In the second verse of the parasha, the Torah says, “A person who shall bring near of you an offering to God.” Ibn Ezra points out that the grammar there is wonky. It should say, “A person of you [i.e. from the Israelite people] who shall bring near an offering to God.” He offers a couple non-committal potential explanations for this phrasing, but mostly seems concerned with just correcting the grammar. The Chassidic Masters, on the other hand, read into this wording for purpose: “The verse does not say ‘a man of you who shall bring near an offering,’ but ‘a man who shall bring near of you an offering’—the offering must come from within the person. It is the animal within man that must be ‘brought near’ and elevated by the Divine fire upon the altar.”

And here is where I think we find the answer to Our Daughters’ question: How do we transform the profane into the sacred? By being willing to bring the animal within nearer to God, and allow it to be sacrificed. By giving up fear of scarcity or retribution, by letting go of xenophobia and the concern that outsiders are here to take something from us. We are not sheep and they are not wolves. We are all humans, made in the Divine Image. We all have something to give, and we all have needs to elevate our spirits. We can act out in this moment of profanity, to show our holiness, to shine light on the sacred spark within us all. We can speak out against the cruelty in order to transform our communities into stronger hubs of diversity and abundance. 

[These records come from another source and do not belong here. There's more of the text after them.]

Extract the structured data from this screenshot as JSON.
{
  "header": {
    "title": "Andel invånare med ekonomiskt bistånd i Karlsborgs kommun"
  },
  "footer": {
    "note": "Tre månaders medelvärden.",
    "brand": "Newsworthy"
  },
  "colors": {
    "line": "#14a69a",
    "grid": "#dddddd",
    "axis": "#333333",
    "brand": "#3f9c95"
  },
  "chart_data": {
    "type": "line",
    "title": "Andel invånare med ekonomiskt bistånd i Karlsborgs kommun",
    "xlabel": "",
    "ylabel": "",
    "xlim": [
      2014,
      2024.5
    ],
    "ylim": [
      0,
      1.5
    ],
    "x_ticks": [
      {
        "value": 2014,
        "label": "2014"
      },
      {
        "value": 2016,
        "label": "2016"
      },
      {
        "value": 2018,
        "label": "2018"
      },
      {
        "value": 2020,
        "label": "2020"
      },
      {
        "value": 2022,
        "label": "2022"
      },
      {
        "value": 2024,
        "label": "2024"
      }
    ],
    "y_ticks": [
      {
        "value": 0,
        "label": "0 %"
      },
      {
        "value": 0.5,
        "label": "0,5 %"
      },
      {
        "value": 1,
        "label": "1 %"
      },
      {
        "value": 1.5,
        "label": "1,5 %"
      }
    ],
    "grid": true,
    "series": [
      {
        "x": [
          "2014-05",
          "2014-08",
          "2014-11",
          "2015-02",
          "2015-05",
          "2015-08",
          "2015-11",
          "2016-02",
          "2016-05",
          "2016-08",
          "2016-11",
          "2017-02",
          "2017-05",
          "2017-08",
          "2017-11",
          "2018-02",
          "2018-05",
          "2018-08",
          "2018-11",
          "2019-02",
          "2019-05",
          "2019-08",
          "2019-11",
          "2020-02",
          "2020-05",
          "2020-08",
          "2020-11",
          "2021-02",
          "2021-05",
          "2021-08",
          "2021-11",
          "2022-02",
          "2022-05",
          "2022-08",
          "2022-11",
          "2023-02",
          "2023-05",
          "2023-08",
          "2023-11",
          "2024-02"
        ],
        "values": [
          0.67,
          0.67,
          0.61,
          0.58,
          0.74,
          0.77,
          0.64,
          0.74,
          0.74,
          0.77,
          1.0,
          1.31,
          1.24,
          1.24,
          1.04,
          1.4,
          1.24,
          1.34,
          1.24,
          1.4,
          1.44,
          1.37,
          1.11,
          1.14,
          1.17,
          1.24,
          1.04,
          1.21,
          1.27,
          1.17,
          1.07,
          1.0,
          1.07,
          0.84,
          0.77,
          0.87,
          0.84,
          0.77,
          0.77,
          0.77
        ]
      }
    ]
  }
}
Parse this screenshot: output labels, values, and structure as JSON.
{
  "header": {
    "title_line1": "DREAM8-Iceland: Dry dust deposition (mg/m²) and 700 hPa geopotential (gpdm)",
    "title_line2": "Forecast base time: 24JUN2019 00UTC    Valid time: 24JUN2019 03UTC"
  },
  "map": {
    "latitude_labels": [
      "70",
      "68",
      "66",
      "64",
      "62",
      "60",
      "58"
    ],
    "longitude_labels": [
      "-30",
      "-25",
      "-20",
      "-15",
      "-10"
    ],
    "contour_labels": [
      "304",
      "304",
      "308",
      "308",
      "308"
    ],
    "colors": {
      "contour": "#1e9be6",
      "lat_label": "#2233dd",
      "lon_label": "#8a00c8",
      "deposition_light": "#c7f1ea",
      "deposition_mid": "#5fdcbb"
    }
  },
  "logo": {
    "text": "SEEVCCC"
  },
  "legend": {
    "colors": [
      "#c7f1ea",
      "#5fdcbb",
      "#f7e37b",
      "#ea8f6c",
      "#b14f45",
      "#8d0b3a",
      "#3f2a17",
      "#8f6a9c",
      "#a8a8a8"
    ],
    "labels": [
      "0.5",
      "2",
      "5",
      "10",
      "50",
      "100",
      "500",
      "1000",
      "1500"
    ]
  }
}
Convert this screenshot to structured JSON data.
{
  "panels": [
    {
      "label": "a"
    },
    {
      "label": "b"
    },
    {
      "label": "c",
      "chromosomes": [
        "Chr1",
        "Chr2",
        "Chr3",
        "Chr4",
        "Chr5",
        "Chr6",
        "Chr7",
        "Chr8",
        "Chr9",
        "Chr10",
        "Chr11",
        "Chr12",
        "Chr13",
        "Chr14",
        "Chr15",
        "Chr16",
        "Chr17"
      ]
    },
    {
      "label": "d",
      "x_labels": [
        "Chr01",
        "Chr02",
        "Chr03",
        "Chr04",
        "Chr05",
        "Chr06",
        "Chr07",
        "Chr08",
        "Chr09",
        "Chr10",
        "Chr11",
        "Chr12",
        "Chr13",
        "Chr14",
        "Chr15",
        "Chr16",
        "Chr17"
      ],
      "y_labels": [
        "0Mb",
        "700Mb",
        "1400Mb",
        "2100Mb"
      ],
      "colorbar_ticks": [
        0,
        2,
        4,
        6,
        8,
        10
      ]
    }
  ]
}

In the coming weeks, I will have more information from and about Congregation Action Network to share. As you know, we have looked into ways Ner Shalom can actively support immigrants and refugees in the past, and a lot of the asks from big organizations like HIAS and the Sanctuary Movement are beyond our capacity as a small congregation. However, because CAN is a hub of many congregations already acting in small and local ways, I am hopeful there will be something those of us looking to be proactive can plug into. In the meantime, please note our April Tzedakah of the Month recipient is now CAN, as their executive director shared with us on Tuesday that the organization currently only has enough funds to stay afloat through June. 

May we sacrifice fear and hatred, may we draw closer to the Divine with sacred purpose, and may we elevate the holy order that all people should live with dignity and freedom. Amen and Shabbat Shalom.